What about Chardonnay, then? Is it all about fashion? “If you allow it to be. We’re asleep to fashion here.” He quotes Jayer to the effect that Chardonnay is the triumph of technique over terroir. “Winemaking is more important than in any other variety, which is what led us all to travel to Burgundy in the hope of making Puligny-Montrachet. Trying to imitate someone by using their techniques is a fool’s game. I played that fool’s game for a long time. We use techniques now that don’t resemble how anyone in the entire world makes Chardonnay.” This means picking at low maturity for California, at about 22° of sugar rather than 25°, from 40-year-old vines that “are some of the oldest in Napa, with a nice balance of natural acidity.” They press whole clusters, settle, let the fermentation start with natural yeasts, then the fermenting juice goes into brand-new French oak barrels for about four days, and that is the only oak it sees. When it gets to a peak temperature of about 75° to 80°F (24° to 26.5°C), it’s run into lined concrete tanks to finish fermenting to dryness. “The biggest bugaboo in California is that no one can get them completely dry, and we do.” The wine stays there for one year, unracked. Then it’s racked, gets a bit of sulfur, and is bottled. “The goals are complete dryness, good acidity; we decide wine by wine on the malo, and we have lovely reductivity. It can be scary early on. I was talking with Laurent Ponsot in Burgundy—he doesn’t taste his wines until Easter, because they can be stinky, and one panics.”

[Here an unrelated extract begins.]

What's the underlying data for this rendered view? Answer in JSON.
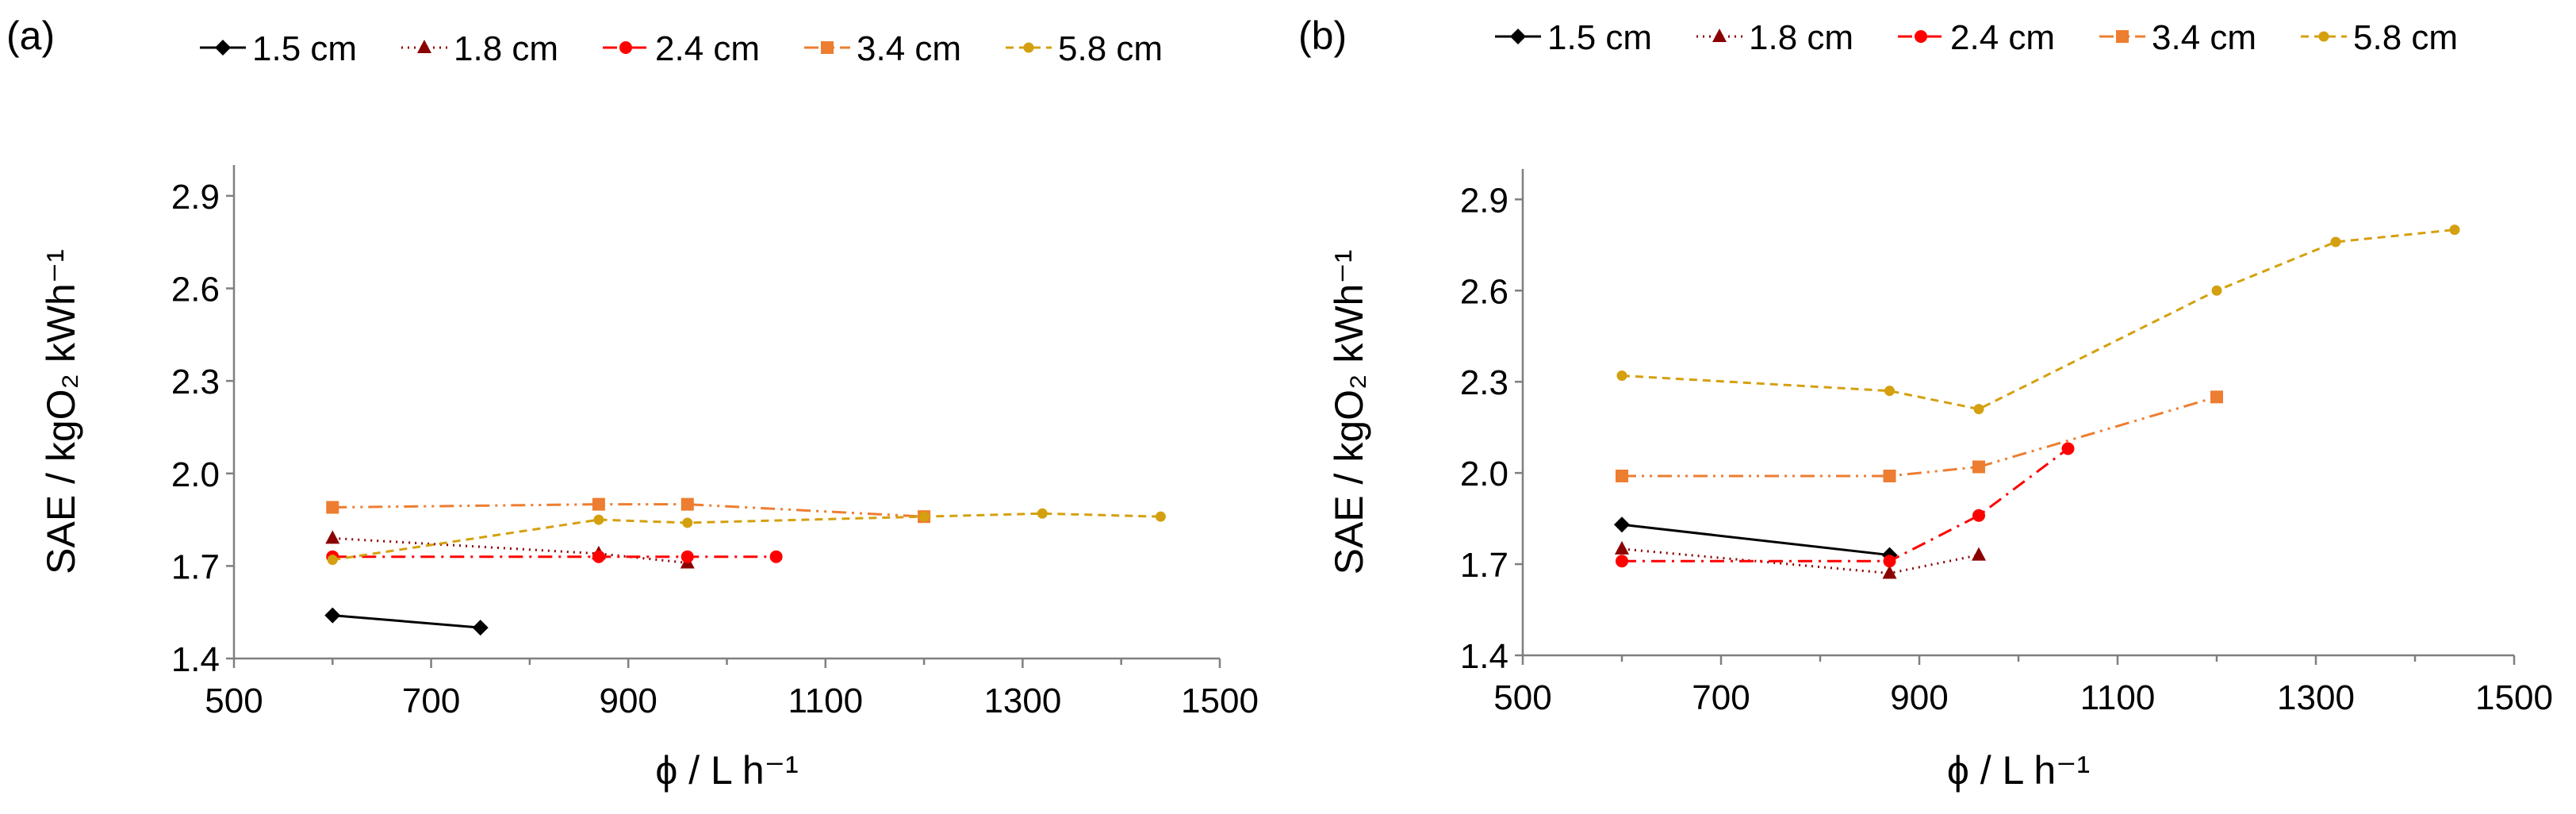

One should never forget that Williams is a scientist. He’ll quote Omar Khayyam and read Lao Tzu “when I need to center myself again,” but he’s also a big reader of technical journals for the “unveiling of the secrets of the vine, often without complete understanding of what they’ve unveiled.” Winemaking, to him, is a craft. “That shouldn’t be ignored. I’m a big fan of natural wines, but I’m also a student of my craft. You can argue that a lot of winemaking is too safe, yes, and for many wines, that is not a bad idea. But there’s a growing class of wine that isn’t safe enough, or even properly made. I have a harder time understanding the goal of careless winemaking and faults.”
Williams and Julie divorced in 1999. In 2004 he went to a board meeting of the Napa Valley Vintners and “felt obligated” to greet the newest employee, Tori, who had just taken a job as communications director there. She didn’t stay at the NVV all that long, leaving to start her own business. She sold that business a couple of years ago, but by that time, she and Williams were married. “I recruited her to work at Frog’s Leap,” he says. “Tori is a huge support, and she runs all the farming other than vines. One has no life other than the winery; I’m focused on the business. One should never let that go unnoticed.”
Rory, the only one of his three children “to feel a passion for wine,” has joined Frog’s Leap and is in charge of all vineyard operations. “I’m jealous of him, having that experience in viticulture; what a privilege. I wish I’d had that. But there are many aspects to running a winery that have nothing to do with grapes and winemaking. Are those parts as attractive to him? Time will tell.”